Cyprus Mail
Business Cyprus

Desperate unions make last-ditch effort to halt CY sale

By Constantinos Psillides

THE only way for Cyprus Airways (CY) to continue to operate is for the European Commission to approve the airline’s restructuring plan, its unions said on Wednesday after a meeting with Finance minister Harris Georgiades.

The union leaders said that the minister told them he would increase his efforts to try and secure a restructuring plan that would create new prospects for the company, its employees and the country.

SEK union’s Andreas Elia said that if the EC approves a rescue plan, state aid will no longer be a burden for any investor.

PEO’s Antonis Neophytou said that they also discussed the frustration of the employees since the interest of the strategic investors seems to be restricted to taking over the government’s stake and the company’ s name and does not secure the continuation of the airline’s operations.

The unions also want Attorney-general Costas Clerides to step in and put an end to the company’s sale, claiming that this is “rigged and illegal.”

The government is currently in a process of selecting a strategic investor to take over the ailing carrier, having unofficially narrowed the interested parties to two companies: Ryanair and Aegean Air.

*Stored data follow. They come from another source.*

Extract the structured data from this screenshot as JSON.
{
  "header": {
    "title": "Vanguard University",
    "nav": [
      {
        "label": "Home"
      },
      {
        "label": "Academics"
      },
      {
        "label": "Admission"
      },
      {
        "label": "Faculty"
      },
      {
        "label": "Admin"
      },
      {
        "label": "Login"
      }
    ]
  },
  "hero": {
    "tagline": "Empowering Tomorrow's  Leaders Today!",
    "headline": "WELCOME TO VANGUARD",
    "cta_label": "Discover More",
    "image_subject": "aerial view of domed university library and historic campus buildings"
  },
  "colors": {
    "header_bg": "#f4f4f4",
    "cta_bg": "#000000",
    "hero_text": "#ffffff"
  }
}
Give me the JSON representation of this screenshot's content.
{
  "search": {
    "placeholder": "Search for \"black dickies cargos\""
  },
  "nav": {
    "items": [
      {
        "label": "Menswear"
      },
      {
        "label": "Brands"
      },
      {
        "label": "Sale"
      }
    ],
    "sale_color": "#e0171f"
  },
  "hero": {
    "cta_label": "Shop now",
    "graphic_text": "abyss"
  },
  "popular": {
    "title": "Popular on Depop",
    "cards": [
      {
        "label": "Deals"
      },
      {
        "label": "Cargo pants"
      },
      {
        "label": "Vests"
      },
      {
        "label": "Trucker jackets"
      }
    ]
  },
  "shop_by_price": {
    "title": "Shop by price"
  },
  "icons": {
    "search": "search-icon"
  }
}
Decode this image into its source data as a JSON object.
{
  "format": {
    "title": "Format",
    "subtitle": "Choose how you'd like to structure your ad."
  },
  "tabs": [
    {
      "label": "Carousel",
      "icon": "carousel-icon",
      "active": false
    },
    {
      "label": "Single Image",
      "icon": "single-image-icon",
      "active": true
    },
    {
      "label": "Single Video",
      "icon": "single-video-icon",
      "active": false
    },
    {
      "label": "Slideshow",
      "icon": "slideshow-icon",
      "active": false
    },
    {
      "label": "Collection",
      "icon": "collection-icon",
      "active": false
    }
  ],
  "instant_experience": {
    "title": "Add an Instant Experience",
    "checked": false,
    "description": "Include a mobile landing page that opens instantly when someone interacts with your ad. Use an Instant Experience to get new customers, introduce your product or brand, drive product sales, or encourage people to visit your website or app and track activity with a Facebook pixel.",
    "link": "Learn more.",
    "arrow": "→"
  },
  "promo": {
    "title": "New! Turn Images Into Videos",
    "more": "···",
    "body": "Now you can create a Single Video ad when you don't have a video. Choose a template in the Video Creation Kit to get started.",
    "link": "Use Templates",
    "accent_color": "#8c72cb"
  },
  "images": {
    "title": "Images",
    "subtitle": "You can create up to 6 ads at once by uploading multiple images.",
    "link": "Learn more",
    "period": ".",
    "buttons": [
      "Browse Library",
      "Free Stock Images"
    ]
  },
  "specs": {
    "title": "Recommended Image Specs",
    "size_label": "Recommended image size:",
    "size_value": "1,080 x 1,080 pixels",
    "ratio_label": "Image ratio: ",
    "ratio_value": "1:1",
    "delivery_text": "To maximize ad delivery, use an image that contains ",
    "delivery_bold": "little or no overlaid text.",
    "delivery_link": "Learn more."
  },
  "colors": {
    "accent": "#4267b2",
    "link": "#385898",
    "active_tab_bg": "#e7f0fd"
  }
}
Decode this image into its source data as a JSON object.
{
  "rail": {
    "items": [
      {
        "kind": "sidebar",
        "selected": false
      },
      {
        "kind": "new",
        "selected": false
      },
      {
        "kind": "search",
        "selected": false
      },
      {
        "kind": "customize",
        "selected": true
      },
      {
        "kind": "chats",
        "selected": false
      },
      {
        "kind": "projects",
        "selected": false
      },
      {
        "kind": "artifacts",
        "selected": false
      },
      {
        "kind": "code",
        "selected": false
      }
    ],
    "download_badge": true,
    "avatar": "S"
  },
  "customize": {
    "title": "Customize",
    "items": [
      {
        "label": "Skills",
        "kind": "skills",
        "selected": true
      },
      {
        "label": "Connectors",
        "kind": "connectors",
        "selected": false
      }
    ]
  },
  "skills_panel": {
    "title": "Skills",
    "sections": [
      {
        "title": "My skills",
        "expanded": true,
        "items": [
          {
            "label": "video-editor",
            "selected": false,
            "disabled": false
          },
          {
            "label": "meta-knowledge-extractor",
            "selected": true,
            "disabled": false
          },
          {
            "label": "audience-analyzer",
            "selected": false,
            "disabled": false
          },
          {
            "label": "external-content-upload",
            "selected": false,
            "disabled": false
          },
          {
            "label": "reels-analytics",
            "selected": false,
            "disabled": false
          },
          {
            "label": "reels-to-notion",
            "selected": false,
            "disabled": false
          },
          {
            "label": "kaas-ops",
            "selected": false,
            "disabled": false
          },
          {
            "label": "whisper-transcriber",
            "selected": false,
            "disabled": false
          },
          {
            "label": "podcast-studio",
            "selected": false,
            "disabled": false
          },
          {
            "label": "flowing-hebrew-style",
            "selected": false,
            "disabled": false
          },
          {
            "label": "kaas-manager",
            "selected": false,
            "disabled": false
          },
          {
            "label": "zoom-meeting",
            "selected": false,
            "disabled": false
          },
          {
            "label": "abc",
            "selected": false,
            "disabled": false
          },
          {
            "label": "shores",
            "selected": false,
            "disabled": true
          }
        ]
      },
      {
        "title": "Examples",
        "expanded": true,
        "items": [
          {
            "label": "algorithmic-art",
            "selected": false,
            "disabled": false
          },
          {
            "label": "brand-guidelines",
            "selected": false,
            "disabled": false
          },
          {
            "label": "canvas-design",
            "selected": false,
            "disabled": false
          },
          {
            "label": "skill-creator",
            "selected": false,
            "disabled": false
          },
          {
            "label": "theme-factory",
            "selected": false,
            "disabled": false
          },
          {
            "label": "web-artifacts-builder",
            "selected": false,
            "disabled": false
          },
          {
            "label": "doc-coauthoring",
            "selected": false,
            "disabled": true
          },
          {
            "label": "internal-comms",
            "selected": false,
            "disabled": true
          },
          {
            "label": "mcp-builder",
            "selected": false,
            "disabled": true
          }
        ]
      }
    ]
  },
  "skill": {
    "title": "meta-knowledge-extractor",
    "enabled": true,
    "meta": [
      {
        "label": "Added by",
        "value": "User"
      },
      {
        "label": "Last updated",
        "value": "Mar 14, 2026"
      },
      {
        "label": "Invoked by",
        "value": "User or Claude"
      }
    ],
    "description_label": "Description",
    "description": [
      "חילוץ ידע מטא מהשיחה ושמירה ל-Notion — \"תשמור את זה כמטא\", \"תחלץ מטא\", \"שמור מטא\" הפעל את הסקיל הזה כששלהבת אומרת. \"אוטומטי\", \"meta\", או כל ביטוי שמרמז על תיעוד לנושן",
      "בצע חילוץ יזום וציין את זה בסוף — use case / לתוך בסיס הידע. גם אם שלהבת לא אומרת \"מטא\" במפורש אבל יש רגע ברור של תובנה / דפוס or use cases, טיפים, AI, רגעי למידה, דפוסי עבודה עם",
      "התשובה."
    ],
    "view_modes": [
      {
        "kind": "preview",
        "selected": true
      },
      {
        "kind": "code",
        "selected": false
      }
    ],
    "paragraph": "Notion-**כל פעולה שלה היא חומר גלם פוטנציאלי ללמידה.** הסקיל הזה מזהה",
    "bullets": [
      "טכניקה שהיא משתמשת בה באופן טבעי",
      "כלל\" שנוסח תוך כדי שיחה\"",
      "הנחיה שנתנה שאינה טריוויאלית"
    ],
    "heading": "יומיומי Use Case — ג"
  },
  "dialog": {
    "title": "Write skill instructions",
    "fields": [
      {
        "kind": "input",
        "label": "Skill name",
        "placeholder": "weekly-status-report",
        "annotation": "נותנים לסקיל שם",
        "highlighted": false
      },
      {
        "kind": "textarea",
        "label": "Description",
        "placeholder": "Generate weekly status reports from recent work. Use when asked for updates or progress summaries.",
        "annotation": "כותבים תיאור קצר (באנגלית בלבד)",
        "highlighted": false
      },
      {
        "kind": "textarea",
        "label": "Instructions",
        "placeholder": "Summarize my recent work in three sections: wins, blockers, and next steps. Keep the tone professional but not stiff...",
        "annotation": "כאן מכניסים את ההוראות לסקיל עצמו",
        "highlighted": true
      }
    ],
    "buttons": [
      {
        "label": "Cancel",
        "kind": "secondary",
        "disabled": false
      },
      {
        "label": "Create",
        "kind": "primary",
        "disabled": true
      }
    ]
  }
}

Having completed a round of meetings with all parliamentary parties on Wednesday, the unions claim that the state – despite being the major shareholder with 93.67 per cent stake – has no right “to solely negotiate on behalf of the company. Only the board of directors has the authority to do so,” said the unions’ statement.

The unions also claim that the state stands to lose millions if the deal to sell CY goes through. In a statement issued last week, the unions claimed that the state would lose a total of €302m, mainly in severance pay for laid off staff and taxes not collected by CY operations.

Despite arguing a massive blow to the country’s economy if the national carrier closes down, data released by the Finance Ministry showed that CY’s market share for 2014 is only 10 per cent.